I did think today, though, that perhaps I was feeling a bit "enlightened-er-than-thou" rather than actually sharing the wealth with her, by perhaps engaging her in conversation. Not that I feel responsible for uplifting the spirits of the entire universe, but inquiry into who she was may have uplifted both of us.
And during the meditation time here at the coffee shop, just before beginning this missive, I realized that the true nature of my creativity (and any creativity) is to share the beauty, love, peace, joy, strength, wisdom, etcetera in my heart and soul (in any heart and soul). So, after I "hang up" here, I'm going to draw a picture of a woman with a multi-petalled flower in her heart, where every petal is one of those things (love, joy, etcetera) and tendrils come out her fingers and go to a paintbrush and a camera and a computer keyboard and a guitar and etcetera. (The bad thing about being such a blogging Luddite is that I'm not yet to the stage of putting pictures in, so you have to slog through a thousand words to get the idea of the picture. The good thing about being a blogging Luddite is that if my picture turns out terrible none of you will see it!)

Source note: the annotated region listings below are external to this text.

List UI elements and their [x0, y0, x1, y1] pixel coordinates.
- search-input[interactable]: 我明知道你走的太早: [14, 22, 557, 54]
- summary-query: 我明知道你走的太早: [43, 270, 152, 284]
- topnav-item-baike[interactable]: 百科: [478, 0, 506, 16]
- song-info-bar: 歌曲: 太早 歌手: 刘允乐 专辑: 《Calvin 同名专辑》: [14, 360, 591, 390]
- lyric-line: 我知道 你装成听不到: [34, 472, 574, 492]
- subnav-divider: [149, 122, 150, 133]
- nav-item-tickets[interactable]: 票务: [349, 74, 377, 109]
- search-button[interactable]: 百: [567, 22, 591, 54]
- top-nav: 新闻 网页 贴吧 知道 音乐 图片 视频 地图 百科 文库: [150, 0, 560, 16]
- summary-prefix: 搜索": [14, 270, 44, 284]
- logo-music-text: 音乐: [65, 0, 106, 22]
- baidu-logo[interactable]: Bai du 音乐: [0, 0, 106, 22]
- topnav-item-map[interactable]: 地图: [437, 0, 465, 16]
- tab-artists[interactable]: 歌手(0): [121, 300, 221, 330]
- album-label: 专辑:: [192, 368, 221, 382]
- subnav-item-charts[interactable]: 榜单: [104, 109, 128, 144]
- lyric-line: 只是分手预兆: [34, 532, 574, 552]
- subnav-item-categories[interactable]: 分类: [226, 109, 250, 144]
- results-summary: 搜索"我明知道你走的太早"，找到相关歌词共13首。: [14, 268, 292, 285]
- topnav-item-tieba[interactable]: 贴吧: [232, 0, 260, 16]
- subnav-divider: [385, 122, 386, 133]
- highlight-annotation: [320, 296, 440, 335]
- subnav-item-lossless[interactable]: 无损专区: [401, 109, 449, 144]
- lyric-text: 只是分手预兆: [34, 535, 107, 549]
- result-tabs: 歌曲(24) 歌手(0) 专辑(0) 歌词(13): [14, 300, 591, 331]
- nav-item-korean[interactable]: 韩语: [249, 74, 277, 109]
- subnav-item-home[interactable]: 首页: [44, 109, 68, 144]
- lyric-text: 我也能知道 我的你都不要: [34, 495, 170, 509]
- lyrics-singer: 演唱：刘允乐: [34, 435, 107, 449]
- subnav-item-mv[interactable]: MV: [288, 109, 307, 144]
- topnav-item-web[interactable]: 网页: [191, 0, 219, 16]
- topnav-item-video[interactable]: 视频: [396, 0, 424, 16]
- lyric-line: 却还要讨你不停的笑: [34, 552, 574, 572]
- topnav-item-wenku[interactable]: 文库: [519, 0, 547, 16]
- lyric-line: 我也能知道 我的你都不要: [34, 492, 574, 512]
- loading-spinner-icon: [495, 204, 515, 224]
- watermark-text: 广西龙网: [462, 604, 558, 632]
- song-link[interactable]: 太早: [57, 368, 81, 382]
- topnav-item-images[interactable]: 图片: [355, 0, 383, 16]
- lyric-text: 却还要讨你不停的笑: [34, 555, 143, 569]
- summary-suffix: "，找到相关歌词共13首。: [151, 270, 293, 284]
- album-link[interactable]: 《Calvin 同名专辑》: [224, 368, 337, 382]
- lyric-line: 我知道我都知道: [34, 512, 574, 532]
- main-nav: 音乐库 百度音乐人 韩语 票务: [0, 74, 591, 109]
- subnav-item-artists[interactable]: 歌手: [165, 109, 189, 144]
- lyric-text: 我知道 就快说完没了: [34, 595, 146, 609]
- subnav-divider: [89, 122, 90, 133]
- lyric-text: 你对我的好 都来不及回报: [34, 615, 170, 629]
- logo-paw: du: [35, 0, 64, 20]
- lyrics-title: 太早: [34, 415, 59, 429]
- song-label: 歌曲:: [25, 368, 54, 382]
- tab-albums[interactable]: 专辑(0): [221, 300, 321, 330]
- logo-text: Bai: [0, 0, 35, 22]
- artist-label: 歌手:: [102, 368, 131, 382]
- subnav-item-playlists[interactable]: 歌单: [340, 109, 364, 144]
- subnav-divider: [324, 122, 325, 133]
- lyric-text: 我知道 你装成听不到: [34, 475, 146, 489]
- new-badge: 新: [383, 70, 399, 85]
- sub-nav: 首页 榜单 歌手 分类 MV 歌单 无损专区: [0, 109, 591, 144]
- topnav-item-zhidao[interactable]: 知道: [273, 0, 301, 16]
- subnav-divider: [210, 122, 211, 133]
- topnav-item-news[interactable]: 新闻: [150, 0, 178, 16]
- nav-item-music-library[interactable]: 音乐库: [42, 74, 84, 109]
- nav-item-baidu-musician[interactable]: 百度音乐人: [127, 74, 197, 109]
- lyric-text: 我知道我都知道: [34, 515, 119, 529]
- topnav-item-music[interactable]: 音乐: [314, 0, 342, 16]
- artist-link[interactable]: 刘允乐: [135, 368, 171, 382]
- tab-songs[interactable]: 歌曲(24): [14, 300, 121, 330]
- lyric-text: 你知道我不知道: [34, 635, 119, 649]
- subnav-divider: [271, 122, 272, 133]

I'm having sushi with girlfriends tonight! Yay! And I got to see Sita (my little dog companion of the pet-sitting escapade) as she was out walking with her mom's new renter. She was so excited to see me she talked to me and almost squirmed out of her skin.
41. Write a few pages from the middle of an imaginary novel (as my son did for a creative paper) and then review the entire unwritten novel (as he did for the critical paper).